Normal copying and moving semantics of spreadsheets are also fully supported. You can use:

  • sheet.copyCell() to copy a single cell to a single cell or area.
  • sheet.copyCells() (note the plural) to copy an area to another location given by its top left corner
  • sheet.moveCell() to move a single cell to a new location (also a single cell)
  • sheet.moveCells() to move a cell area to a new location given by its top left corner

For all these calls the formula references are adjusted in normal spreadsheet fashion.

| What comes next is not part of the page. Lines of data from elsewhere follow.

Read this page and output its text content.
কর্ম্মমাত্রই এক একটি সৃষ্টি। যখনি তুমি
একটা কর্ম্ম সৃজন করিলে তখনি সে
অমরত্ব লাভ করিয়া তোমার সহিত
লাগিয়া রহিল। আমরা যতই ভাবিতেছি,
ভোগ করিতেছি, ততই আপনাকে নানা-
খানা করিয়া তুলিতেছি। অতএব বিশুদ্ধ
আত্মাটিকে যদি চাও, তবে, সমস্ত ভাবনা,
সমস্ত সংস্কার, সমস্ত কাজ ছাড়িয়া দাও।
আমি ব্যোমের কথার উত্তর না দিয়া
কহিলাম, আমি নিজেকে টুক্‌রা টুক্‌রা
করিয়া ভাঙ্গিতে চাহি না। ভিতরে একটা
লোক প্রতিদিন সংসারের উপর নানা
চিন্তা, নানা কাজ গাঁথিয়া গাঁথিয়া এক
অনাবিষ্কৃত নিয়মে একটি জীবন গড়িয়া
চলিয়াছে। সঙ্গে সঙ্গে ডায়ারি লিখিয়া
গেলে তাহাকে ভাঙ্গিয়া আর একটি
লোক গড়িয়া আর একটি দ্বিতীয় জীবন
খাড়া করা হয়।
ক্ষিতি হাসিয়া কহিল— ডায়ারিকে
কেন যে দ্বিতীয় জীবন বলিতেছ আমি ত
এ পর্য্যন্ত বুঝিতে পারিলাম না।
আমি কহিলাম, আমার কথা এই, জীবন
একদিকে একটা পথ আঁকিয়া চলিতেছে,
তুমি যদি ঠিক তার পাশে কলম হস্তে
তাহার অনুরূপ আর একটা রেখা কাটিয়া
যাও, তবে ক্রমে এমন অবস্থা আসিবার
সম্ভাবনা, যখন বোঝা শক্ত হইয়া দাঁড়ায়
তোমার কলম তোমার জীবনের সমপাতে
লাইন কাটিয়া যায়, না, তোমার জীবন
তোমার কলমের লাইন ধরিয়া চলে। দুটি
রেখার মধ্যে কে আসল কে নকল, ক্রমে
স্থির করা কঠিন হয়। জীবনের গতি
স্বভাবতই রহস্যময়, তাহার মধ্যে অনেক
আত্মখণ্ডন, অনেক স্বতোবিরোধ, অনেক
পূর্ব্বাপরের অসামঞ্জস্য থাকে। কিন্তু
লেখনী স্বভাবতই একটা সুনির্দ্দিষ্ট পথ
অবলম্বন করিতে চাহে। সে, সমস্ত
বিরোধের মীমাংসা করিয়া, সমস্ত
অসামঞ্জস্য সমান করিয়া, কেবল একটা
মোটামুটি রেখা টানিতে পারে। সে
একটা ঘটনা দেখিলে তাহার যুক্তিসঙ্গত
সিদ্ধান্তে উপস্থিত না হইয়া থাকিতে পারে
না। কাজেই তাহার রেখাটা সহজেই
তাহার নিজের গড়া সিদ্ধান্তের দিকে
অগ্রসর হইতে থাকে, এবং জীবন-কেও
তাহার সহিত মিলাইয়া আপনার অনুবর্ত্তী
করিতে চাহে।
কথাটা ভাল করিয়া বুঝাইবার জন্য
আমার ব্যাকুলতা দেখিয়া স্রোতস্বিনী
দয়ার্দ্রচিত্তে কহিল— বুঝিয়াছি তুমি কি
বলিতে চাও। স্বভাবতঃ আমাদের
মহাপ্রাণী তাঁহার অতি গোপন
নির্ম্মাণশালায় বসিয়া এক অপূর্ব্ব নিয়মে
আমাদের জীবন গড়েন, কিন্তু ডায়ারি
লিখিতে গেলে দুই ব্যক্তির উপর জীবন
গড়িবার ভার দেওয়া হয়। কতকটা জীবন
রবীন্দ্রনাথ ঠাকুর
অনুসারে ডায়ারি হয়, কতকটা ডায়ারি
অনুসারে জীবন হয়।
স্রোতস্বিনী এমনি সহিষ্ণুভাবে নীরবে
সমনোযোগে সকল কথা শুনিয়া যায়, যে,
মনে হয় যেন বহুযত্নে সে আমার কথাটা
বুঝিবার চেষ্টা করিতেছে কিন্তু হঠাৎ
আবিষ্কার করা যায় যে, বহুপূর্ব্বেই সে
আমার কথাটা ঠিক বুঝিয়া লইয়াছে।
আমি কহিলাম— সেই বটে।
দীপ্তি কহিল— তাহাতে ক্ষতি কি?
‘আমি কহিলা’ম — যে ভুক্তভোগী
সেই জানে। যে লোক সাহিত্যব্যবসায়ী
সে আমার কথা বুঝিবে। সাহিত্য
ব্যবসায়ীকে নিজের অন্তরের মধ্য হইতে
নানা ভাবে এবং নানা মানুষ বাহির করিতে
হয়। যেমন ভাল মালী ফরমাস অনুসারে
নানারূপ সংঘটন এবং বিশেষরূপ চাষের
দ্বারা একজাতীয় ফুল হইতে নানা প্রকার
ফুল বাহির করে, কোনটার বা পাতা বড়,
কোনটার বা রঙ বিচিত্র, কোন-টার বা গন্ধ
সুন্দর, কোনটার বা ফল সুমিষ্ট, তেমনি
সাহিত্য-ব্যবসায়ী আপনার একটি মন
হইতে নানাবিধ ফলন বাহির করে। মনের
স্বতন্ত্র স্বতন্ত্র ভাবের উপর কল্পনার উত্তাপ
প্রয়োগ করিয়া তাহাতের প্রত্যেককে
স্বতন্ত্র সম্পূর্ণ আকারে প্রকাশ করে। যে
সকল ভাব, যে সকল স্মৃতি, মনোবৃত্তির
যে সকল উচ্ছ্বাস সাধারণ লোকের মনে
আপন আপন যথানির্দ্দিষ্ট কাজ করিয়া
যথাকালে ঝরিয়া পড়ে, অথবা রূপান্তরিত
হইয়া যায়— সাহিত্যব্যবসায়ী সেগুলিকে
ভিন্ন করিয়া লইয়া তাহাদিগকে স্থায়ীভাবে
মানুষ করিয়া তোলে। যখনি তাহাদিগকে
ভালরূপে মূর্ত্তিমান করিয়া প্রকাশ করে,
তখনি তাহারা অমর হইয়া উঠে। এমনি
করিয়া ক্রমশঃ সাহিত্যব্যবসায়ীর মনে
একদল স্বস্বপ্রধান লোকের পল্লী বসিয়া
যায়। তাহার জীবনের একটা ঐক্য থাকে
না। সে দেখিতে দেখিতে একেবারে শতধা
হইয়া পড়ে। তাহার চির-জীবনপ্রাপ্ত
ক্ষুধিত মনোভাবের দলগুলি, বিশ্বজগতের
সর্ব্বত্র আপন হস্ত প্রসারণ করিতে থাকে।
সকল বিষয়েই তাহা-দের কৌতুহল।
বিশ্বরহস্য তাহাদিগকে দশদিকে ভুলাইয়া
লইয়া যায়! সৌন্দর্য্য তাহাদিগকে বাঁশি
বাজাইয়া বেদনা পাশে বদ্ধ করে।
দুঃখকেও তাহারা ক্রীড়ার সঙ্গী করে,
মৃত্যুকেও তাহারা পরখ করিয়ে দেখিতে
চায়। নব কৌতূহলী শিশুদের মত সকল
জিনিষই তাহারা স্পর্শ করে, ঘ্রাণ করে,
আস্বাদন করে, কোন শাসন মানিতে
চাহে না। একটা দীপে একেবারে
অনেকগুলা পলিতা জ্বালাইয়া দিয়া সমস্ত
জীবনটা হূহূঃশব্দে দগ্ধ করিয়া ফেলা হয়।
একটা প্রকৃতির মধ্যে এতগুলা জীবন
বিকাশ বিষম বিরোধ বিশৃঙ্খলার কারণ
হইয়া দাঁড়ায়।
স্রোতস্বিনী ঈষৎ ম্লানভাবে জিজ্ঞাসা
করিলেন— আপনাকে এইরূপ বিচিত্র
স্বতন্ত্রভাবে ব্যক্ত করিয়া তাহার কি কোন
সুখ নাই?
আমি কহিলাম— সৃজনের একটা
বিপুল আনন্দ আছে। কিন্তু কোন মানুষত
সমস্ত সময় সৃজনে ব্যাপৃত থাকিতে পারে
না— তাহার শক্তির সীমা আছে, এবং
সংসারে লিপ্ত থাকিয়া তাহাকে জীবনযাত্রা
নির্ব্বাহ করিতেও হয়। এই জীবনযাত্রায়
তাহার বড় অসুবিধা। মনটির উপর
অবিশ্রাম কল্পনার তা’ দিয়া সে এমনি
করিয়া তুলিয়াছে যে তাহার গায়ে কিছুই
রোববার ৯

Roadmap and missing features

Spreader is currently in alpha - implemented features work and work well but many desirable things are missing. The following features are currently on the roadmap:

  • Change notifications to enable clients to react to cells changed during recalculation
  • Ability to associate abstract formatting information with cells rows and columns. Spreader itself doesn't care about formatting - it just needs to keep track of it for clients to act upon.
    • Support conditional formatting formulas. Similar to above associate opaque format with boolean formulas and tell the client which one to use.
  • Support optional undo. It needs to be optional because it will slow things down and not all clients need it.
  • Support more functions in formulas
  • Support localized formula input. Currently formula syntax must use US English syntax: . as decimal separator, , to separate arguments. Excel allows using , and ; for languages that use comma as decimal separator.
  • Serialization/deserialization. Likely in xlsx and json.
  • Maybe: support manipulating very large spreadsheets by offloading parts of them to persistent storage and not keeping everything in memory.
  • Maybe: support doing spreadsheet math using decimals rather than doubles.